The DMA controller manages data transfers between DMA slaves and memory slaves. This type of transfer is often called a third-party DMA operation. See Direct Memory Access Controller and Direct Memory Access for more information.
A slave is a device that is selected by a controlling master as either the source or the target for a transfer. A slave can also begin a service request, such as an interrupt. There are three types of slaves: memory, I/O, and DMA.
A memory slave is a device that provides a block of system memory. Memory slaves respond to read and write operations by placing the requested data on the Micro Channel bus or by writing data from the bus to random access memory (RAM). A memory slave can be selected by any of the three types of Micro Channel masters.
An I/O slave is a device that communicates with or controls a separate piece of equipment, such as a printer. An I/O slave can be selected by the system master or by a bus master.
A DMA slave is the only type of slave that can initiate arbitration. DMA slaves require the DMA controller to manage data transfers. A DMA slave can be selected by the DMA controller or by a bus master.
Streaming data transfer
The streaming-data procedure allows high-speed transfer
of data between bus masters and slaves. This procedure supports high-speed
transfers of large blocks of data for devices such as hard disk drives
and network adapters.
More information about the various streaming transfer cycles can be found HERE.
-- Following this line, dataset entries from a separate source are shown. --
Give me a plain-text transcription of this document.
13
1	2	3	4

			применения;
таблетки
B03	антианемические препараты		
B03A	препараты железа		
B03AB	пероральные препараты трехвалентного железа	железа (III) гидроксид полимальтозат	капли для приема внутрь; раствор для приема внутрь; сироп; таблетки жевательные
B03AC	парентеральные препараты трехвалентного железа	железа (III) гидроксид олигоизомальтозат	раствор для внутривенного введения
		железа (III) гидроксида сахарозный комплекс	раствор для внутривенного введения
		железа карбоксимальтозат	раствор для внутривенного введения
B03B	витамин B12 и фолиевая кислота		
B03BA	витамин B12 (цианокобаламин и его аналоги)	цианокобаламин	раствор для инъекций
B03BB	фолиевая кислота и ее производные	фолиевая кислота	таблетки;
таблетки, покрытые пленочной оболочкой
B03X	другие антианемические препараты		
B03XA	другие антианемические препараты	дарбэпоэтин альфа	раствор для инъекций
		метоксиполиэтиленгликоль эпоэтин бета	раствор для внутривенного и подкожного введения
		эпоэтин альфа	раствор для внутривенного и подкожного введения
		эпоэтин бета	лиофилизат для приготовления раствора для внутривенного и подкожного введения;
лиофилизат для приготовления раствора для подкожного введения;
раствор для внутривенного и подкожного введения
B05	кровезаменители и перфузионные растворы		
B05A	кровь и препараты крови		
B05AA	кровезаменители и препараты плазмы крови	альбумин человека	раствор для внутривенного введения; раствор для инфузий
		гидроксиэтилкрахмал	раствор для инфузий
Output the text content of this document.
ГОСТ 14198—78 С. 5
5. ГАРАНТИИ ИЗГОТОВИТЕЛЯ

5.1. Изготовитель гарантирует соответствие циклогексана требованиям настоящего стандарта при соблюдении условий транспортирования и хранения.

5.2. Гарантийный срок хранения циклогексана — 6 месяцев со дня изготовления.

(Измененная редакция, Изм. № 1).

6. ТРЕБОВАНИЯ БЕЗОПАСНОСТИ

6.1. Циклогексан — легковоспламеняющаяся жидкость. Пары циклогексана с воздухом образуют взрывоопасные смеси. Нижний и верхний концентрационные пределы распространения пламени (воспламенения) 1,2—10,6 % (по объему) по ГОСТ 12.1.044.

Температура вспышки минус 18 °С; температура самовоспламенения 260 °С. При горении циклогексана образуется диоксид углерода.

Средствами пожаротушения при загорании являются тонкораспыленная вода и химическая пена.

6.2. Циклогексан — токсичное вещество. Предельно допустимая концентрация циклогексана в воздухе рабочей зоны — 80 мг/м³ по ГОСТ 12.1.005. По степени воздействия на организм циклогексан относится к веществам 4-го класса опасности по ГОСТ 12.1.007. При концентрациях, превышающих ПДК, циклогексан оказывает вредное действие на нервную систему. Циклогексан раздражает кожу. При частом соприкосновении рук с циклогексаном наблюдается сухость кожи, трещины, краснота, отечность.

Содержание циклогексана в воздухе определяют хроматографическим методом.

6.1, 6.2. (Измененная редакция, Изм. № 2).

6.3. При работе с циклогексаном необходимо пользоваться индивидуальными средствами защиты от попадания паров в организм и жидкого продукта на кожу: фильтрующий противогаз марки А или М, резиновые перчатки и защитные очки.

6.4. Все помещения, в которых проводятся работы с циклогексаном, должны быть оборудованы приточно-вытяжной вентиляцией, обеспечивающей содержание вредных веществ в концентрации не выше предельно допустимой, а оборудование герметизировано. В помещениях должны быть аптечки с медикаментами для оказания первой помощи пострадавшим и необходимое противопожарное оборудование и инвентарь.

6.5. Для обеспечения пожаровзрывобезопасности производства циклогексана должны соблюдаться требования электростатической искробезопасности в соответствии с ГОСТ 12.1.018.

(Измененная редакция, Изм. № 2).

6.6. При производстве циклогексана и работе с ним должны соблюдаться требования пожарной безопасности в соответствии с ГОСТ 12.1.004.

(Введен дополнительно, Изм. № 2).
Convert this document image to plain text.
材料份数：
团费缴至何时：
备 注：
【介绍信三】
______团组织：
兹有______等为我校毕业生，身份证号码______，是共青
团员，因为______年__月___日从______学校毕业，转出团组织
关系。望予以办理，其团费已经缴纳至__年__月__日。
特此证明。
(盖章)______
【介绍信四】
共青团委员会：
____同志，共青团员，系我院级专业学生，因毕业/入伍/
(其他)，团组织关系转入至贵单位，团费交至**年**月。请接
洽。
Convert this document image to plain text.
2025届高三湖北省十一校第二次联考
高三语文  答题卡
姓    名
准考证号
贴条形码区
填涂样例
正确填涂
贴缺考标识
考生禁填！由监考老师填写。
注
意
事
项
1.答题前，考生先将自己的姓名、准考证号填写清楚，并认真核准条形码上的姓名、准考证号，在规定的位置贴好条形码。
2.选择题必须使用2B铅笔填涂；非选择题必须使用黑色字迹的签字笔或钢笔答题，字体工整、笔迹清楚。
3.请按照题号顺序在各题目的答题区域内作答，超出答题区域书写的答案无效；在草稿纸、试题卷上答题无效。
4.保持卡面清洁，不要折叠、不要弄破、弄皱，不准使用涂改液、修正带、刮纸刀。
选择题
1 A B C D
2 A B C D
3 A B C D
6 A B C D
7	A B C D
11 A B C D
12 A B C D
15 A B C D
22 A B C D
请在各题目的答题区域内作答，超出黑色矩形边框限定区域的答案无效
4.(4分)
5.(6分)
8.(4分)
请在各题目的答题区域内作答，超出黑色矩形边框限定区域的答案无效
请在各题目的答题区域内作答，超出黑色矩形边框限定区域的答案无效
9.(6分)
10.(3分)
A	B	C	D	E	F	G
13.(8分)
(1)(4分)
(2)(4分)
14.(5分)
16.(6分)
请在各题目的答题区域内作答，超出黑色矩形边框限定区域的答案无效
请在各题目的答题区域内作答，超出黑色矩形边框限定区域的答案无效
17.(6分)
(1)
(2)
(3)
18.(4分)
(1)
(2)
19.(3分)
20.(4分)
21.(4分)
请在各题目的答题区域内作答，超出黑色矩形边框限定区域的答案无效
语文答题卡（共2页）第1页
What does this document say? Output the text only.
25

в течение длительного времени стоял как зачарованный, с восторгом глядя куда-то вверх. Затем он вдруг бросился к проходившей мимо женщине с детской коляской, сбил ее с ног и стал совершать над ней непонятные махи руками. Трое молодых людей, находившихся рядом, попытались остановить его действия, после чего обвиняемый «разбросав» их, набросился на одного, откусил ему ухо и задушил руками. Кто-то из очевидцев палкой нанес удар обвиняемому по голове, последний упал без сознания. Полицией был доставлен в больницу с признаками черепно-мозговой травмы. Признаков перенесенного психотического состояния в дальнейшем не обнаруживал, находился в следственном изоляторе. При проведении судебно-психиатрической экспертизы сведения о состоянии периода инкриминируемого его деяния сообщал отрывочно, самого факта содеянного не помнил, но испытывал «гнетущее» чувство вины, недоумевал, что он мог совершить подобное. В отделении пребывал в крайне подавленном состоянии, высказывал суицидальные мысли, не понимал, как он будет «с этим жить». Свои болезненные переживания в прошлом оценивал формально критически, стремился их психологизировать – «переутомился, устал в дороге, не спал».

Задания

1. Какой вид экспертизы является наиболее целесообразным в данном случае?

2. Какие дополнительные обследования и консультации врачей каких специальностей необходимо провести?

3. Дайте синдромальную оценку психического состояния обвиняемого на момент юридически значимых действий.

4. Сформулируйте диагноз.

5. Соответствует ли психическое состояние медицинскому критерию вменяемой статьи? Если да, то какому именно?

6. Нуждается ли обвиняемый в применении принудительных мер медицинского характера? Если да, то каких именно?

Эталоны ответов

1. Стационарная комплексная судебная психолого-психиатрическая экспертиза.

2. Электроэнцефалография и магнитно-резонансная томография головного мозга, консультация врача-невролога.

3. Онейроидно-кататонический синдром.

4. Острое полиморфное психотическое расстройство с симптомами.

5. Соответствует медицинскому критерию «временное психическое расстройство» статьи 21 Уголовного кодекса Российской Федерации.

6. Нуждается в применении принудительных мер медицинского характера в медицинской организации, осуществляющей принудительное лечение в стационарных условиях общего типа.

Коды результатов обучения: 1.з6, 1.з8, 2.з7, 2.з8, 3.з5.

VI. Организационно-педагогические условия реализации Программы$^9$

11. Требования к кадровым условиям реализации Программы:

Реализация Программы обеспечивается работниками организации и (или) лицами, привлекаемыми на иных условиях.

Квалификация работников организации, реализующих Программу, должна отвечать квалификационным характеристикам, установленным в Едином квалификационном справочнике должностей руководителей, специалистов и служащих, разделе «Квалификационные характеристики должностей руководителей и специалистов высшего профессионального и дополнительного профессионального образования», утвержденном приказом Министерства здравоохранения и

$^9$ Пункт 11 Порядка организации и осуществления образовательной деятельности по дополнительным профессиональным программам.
Subsystem Control Block (SCB)
Provides for the enhanced transfer of command, data, and status information between busmasters (and between busmasters and the system processor) to give increased performance. Capabilities such as command chaining, data chaining, and block data moves frees the processor from waiting for command completion before issuing the next command and frees the processor for other tasks while a busmaster operates in parallel. Adapters and device drivers must support this feature (many do today).
More information about SCB can be found HERE.
Synchronous Channel Check
Support provides for the signaling of errors synchronously with the transfer in progress. Adapters and device drivers must be designed to support this feature (none do today).